Alcohol Adsorption onto Silicalite from Aqueous Solution

A methodology based on the combination of grand canonical Monte Carlo (GCMC) and expanded ensemble (EE) simulations has been used to study the adsorption of alcohols from dilute aqueous solution onto the silicalite zeolite. The chemical potential of the guest alcohol molecules in bulk aqueous solutions is calculated by the EE method, and the adsorption isotherms of the alcohols are calculated using GCMC simulations. This approach results in adsorption isotherms that relate the loadings to external concentrations without using an equation of state, experimental data, or performing computationally expensive simulations such as two-phase Gibbs ensemble Monte Carlo (GEMC). Also, the method is force-field-consistent, in that the same force field is used for the bulk fluid and the adsorption calculations, and the resulting isotherms can be directly compared with experimental data. We have established the validity of the method used by comparing the calculated adsorption isotherms with experimental data for methanol and ethanol on silicalite, both from aqueous solution and from the vapor phase. Calculated heats of adsorption are also in reasonable agreement with experimental data.

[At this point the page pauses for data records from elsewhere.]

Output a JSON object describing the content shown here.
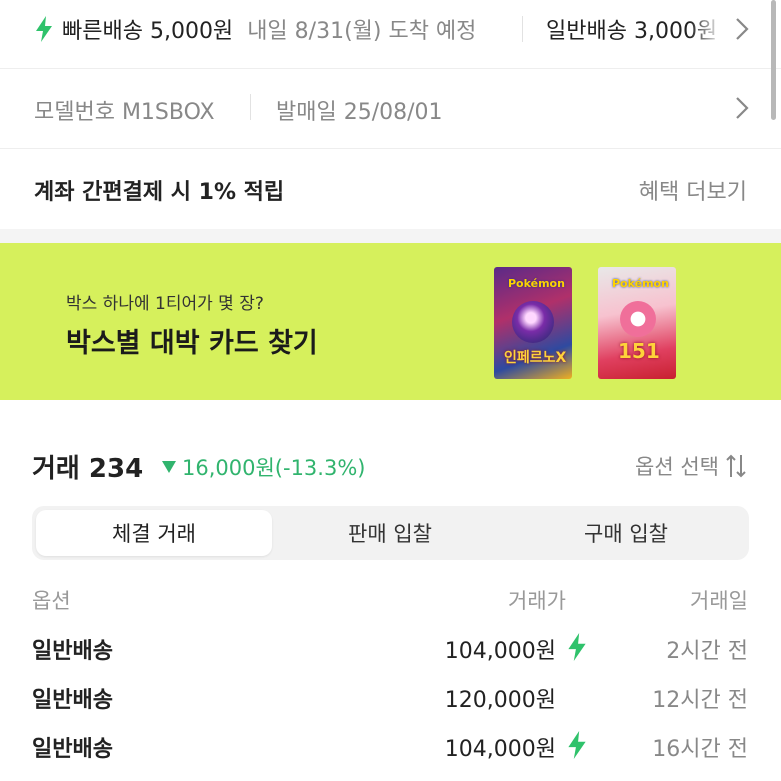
{
  "shipping": {
    "fast_label": "빠른배송 5,000원",
    "fast_eta": "내일 8/31(월) 도착 예정",
    "normal_label": "일반배송 3,000원",
    "bolt_icon": "lightning-bolt-icon",
    "chevron_icon": "chevron-right-icon"
  },
  "product_info": {
    "model_number": "모델번호 M1SBOX",
    "release_date": "발매일 25/08/01"
  },
  "benefit": {
    "text": "계좌 간편결제 시 1% 적립",
    "more_link": "혜택 더보기"
  },
  "banner": {
    "subtitle": "박스 하나에 1티어가 몇 장?",
    "title": "박스별 대박 카드 찾기",
    "background_color": "#d6f05c",
    "box1": {
      "logo": "Pokémon",
      "name": "인페르노X"
    },
    "box2": {
      "logo": "Pokémon",
      "number": "151"
    }
  },
  "trades": {
    "title": "거래 234",
    "change": "16,000원(-13.3%)",
    "change_color": "#31b46e",
    "option_select": "옵션 선택",
    "sort_icon": "sort-arrows-icon",
    "tabs": [
      {
        "label": "체결 거래",
        "active": true
      },
      {
        "label": "판매 입찰",
        "active": false
      },
      {
        "label": "구매 입찰",
        "active": false
      }
    ],
    "columns": {
      "option": "옵션",
      "price": "거래가",
      "date": "거래일"
    },
    "rows": [
      {
        "option": "일반배송",
        "price": "104,000원",
        "fast": true,
        "date": "2시간 전"
      },
      {
        "option": "일반배송",
        "price": "120,000원",
        "fast": false,
        "date": "12시간 전"
      },
      {
        "option": "일반배송",
        "price": "104,000원",
        "fast": true,
        "date": "16시간 전"
      }
    ]
  }
}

In addition, these simulations provide information on the location of the alcohol adsorption sites. We also observe that the presence of water increases the adsorption of alcohols at dilute concentrations onto silicalite; therefore, an accurate estimate of amount of water adsorbed in the nanoporous substrate is important to the prediction of alcohol adsorption from aqueous solution. The method presented here can be used to study the adsorption of any molecular species on any nanoporous adsorbent.